The best way to secure the Internet is to make the Internet itself stronger,

a member of the President's Information Technology Advisory Committee testified

Wednesday before Congress.

Many security problems faced by agencies and industry stem from administrators

not paying close enough attention to their systems, Raj Reddy, co-chairman

of the PITAC and a computer science professor at Carnegie Mellon University,

testified before the Senate Commerce, Science and Transportation Committee's

Communications Subcommittee.

"Rather than leaving the Internet vulnerable because a few persons or organizations

are careless or reckless, we should develop an information infrastructure

that is not dependent on voluntary compliance with security practices and

policies," Reddy said, suggesting the creation of a "self-healing" network.

The concept of survivability — ensuring that services are available when

needed and that information is delivered in a timely fashion — runs through

many of the funding recommendations in the PITAC's February 1999 report

to the president, "Information Technology Research: Investing in Our Future."

The PITAC is reviewing federal research plans and will issue new recommendations

later this year.

In making the Internet more reliable, a self-healing network would provide

security by catching problems as they happen, he said.

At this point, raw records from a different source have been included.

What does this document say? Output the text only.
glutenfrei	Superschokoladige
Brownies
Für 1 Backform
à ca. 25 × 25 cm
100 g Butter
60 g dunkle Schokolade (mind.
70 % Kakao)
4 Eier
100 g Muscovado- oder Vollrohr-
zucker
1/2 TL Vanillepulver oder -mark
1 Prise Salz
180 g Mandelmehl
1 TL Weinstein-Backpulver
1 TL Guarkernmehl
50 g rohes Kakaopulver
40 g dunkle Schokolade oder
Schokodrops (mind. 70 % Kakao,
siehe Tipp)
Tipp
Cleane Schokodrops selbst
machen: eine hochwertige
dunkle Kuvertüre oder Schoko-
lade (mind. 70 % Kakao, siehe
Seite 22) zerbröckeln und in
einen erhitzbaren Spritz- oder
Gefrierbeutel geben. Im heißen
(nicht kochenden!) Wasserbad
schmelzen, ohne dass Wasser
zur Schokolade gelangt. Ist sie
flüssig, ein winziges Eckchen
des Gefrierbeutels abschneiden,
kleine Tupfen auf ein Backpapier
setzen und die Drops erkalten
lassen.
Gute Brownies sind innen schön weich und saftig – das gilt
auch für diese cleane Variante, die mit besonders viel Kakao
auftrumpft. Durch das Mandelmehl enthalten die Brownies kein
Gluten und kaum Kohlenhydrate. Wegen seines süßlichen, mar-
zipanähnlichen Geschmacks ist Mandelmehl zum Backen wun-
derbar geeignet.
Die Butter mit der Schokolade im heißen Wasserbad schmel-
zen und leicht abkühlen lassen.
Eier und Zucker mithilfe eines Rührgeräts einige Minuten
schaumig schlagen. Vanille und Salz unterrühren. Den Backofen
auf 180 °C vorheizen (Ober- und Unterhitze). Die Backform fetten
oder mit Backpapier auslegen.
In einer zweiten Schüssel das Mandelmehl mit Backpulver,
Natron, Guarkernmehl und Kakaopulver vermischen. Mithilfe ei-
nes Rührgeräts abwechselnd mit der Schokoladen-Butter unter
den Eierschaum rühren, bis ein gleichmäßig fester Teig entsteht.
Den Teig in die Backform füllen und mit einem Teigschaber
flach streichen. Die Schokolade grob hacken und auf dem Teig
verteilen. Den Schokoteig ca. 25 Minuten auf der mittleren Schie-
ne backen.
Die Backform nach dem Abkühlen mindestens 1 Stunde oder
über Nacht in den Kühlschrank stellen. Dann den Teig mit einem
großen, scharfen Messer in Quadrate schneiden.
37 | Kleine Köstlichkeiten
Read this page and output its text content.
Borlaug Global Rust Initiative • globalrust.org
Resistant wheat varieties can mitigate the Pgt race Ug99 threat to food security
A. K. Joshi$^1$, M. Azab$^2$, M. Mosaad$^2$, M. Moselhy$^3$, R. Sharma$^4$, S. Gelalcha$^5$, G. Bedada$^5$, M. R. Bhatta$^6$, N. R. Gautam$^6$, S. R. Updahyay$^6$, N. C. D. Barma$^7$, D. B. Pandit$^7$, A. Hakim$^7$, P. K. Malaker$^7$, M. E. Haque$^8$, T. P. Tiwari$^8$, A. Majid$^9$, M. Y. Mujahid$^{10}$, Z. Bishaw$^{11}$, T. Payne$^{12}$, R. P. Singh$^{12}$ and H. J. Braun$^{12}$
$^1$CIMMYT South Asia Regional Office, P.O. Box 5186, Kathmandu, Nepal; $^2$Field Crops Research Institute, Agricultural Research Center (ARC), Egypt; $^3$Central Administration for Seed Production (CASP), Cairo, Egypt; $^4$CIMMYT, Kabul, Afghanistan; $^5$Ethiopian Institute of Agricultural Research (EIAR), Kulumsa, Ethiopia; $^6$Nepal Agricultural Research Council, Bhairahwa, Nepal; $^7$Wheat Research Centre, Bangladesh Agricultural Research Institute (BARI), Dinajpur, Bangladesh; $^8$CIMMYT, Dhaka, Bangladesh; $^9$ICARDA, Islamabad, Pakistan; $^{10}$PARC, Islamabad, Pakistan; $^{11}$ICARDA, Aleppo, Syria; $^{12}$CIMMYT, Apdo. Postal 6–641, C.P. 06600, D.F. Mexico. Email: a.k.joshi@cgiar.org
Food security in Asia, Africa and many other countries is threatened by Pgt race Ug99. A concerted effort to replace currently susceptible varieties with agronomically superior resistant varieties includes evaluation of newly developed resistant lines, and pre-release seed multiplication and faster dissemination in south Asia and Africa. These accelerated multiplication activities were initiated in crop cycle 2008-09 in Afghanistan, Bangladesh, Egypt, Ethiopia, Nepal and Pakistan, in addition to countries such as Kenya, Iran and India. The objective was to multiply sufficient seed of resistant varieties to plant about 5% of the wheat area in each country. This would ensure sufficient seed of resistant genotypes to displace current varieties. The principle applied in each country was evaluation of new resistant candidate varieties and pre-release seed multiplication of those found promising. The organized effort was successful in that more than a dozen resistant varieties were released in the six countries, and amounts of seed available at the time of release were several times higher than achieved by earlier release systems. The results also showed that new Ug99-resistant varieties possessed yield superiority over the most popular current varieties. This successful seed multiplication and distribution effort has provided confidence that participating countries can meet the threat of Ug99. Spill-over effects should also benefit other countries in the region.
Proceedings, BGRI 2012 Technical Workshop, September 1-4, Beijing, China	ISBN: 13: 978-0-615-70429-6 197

"A self-healing network would work similar to the human immune system,"

Reddy said. "It would constantly monitor the system, analyze what is in

the system, and if it finds something wrong within the system, immediately

begin actions to remedy the problem."

To develop the technology behind a more dependable Internet, Reddy urged

the federal government to fund a national network test bed. Such an arrangement

would be similar to the partnership created by several federal agencies

and universities to develop and test the high-speed Next Generation Internet.